London, Personal

The Ants Go Marching

We walk on our own path and we all seem to know exactly where we are going. We see no one else. We walk in our own straight line which really isn’t straight at all but a path we have created for ourselves in order not to touch anyone else. I zig zag through the crowd. I’m on a mission. So is everyone else. It’s always the same. In the morning, before the winter sun has risen, we are on our way to work. In evening, after the winter sun has already set, we are on our way home. I make it to the escalator. There are two police men who stand on both sides, making it impossible to pass them on the way up. I opt for the stationary stairs. I make it to the top before they do. I see my bus and play dodge cars with the commuters between me and my double decker, red bus. I make it. Sinking down into my seat up stairs, I open my book to where I last left the Tattooed Girl and her employer, Mr. Siegel.
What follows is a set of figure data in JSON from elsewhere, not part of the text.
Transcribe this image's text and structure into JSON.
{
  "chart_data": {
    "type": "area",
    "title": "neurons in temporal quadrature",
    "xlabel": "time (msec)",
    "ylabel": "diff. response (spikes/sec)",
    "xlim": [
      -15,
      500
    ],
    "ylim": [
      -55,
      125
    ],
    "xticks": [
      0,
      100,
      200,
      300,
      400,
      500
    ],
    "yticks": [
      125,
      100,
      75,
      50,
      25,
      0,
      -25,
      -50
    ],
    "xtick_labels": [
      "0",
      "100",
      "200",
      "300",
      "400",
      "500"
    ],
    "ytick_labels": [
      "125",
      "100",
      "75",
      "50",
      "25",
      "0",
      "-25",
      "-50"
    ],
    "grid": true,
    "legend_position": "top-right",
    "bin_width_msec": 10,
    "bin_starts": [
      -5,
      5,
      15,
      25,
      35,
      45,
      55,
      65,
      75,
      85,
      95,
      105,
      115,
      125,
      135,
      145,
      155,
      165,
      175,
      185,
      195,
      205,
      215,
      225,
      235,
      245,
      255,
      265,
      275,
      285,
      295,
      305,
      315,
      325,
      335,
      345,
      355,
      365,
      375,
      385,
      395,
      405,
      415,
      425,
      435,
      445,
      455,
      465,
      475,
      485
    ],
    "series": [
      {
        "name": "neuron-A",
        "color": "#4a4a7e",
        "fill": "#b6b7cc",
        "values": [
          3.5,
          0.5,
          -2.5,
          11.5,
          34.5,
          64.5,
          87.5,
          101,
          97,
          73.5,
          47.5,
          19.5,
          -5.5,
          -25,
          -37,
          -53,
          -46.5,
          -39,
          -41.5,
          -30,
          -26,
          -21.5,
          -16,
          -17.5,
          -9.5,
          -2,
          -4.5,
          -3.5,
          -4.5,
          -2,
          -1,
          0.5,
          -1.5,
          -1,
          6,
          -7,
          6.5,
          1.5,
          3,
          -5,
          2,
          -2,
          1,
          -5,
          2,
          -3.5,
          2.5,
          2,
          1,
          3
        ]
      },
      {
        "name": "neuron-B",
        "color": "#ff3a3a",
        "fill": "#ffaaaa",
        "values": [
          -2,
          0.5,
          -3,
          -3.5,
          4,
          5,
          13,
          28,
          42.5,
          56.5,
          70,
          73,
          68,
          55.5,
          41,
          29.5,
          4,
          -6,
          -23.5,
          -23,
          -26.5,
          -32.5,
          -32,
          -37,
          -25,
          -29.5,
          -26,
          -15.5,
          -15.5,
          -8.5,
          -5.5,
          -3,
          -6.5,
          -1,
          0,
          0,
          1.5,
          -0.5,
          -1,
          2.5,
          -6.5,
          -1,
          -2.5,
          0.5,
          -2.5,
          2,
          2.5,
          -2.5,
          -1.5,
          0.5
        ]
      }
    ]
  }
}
I will finish the book tonight.

*

The wind blows the trees back and forth. Facing the wind, I feel like I am wading through a sea of cold water. It slows my pace but I think to myself, “What a wonderful workout my legs are getting, going against the wind.” Then that song pops into my head, “Against the Wind.” Well, maybe that’s part of the chorus and not even the title of the song. I digress. A gust comes up behind me and knocks me off balance. I make it home in a sea of chaos, where trains are delayed, stations are closed, people are jammed into tube cars, playing bumper cars with their bodies as the train juts back and forth readying itself to brake. Tomorrow I will talk to the folks at the Free Tibet Campaign and they will tell me about the woman who was thrown into a light post by the wind. The weather is angry. It is also much stronger than we are.

*

The sun was shining today. For the first time in weeks. Longer than five minutes too. Sometimes it comes and I open all the curtains and blinds and then once I open the last one it has already disappeared behind the clouds and gray takes over again and I wonder when the next time I feel warmth will be. Today was crisp like the memory of a bright winter day in Michigan, but without the snow and the reflection off of it. As I walked back from lunch at The Juggler, I thought it was snowing. Light, ashy snowflakes floating on each breeze and up into my face. It was the woman in front of me. Her cigarette ashes getting lost in the wind.

*

Ants march like we do. A goal in sight. See it. Walking towards it. Seeing nothing else. Using all of our strength to make it happen. We do not ask our neighbour if they need assistance, for we don’t want to stumble over their big suitcase or bump into their backpack. We want to get home. We stare at the screens above our heads to see which trains are running. On time. Late. Not at all. And we step forward. Into that place where we only have our thoughts to keep us company. The soundtrack of our lives pulsating through the white veins stuffed into each ear and running down our chests. We walk like ants marching from one place to the next. But we are not in this together. We do not carry the weight of our world for each other. We do it for ourselves. And we are not organised in doing so. We have obstacles. We go around them. We go through them. And sometimes, they stop us. Because unlike ants, we are not on the same team.

But if we are lucky, like I am, our teammate is waiting for us at home. Dinner on the table. A hug when I walk in the door.